Ray Dalio, Founder, CIO Mentor, and Member of the Bridgewater Associates Board, is Founder, CIO Mentor, and Member of the Bridgewater Associates Board. Dalio is known for his principle-based approach to investing, emphasizing the study of historical economic cycles to mitigate risks. His focus on data-driven analysis and a deep understanding of macroeconomic forces have been instrumental in Bridgewater’s long-term success. Dalio is also the author of “Principles: Life and Work,” sharing his unique management philosophies and insights into building a successful organization.

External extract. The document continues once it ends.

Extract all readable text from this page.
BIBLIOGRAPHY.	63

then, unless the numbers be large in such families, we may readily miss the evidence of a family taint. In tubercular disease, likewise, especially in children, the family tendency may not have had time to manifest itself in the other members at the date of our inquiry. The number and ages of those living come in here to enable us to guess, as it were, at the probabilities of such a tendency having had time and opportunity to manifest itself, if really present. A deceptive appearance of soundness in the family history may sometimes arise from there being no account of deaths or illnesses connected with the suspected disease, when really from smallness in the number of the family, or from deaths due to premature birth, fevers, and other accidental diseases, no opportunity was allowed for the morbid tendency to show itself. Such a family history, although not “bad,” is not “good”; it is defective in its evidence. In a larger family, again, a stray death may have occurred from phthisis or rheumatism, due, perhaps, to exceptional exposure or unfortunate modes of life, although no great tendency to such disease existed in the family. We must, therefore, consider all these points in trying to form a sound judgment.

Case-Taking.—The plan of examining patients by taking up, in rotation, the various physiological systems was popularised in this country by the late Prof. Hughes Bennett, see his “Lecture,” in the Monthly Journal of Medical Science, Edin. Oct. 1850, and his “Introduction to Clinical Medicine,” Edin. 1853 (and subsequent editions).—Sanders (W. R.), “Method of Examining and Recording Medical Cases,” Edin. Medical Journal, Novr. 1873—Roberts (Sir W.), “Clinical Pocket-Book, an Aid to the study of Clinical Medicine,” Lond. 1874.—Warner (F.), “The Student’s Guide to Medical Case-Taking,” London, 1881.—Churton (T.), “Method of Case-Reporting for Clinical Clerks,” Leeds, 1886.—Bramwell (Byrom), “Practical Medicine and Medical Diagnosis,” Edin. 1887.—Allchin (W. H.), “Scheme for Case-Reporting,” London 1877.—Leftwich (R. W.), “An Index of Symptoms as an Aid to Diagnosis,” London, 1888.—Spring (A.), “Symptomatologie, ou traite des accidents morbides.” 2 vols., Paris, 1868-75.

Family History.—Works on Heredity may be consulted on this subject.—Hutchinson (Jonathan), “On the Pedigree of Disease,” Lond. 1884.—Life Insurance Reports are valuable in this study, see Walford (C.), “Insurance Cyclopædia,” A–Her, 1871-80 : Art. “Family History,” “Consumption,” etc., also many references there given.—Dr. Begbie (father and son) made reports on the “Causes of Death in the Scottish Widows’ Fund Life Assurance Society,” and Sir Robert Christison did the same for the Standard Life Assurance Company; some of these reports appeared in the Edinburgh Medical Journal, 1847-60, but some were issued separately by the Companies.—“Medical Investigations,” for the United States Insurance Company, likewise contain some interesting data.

Dalio begins by defining good money as being both a good medium of exchange and a good storehold of wealth that is widely accepted around the world. He identifies the dollar, euro, yen, and Chinese renminbi as the most globally recognized and accepted currencies, noting that they are all debt-backed monies. Dalio explains that when you hold these monies, you are holding debt liabilities, which are promises to deliver you money.

However, Dalio cautions that when there are significant risks of debts not being paid back or being paid back with money of depreciated value, the debt and the money become unattractive. He points out that when a government has too much debt to be paid, its central bank is likely to print money, leading to inflation and the devaluation of the currency.

In contrast to debt-backed currencies, Dalio highlights gold as a non-debt-backed form of money. He compares it to cash, except unlike cash and bonds, which are devalued by risks of default or inflation, gold is supported by risks of debt defaults and inflation. Dalio notes that gold is the third-most-held reserve currency by central banks, surpassing the yen and renminbi.

Dalio also acknowledges cryptocurrencies as another form of non-debt money, while suggesting that some people might argue that gems and art act similarly due to their non-debt nature, portability, and wide acceptance as storeholds of wealth.

According to Dalio, when the financial system is functioning well, with borrower-debtor governments meeting their obligations without resorting to money printing and devaluation, debt assets and other financial assets are good to hold. However, he emphasizes that when debt and inflation crises arise, gold becomes a valuable asset to own. Dalio states that this is the main reason that gold is a good diversifier and why he has some in his portfolio.

In a postscript, Dalio clarifies that he is sharing his thoughts on investments but not providing investment advice. He notes that he is not recommending that you buy gold. Dalio explains that in his communications, he is trying to convey how the markets work, explain what he thinks you should be aware of, and give some strategic investment thinking.

At the time of writing (10:45 a.m. UTC on April 23), gold is trading at $2,303.21 an ounce, down 1.3% on the day.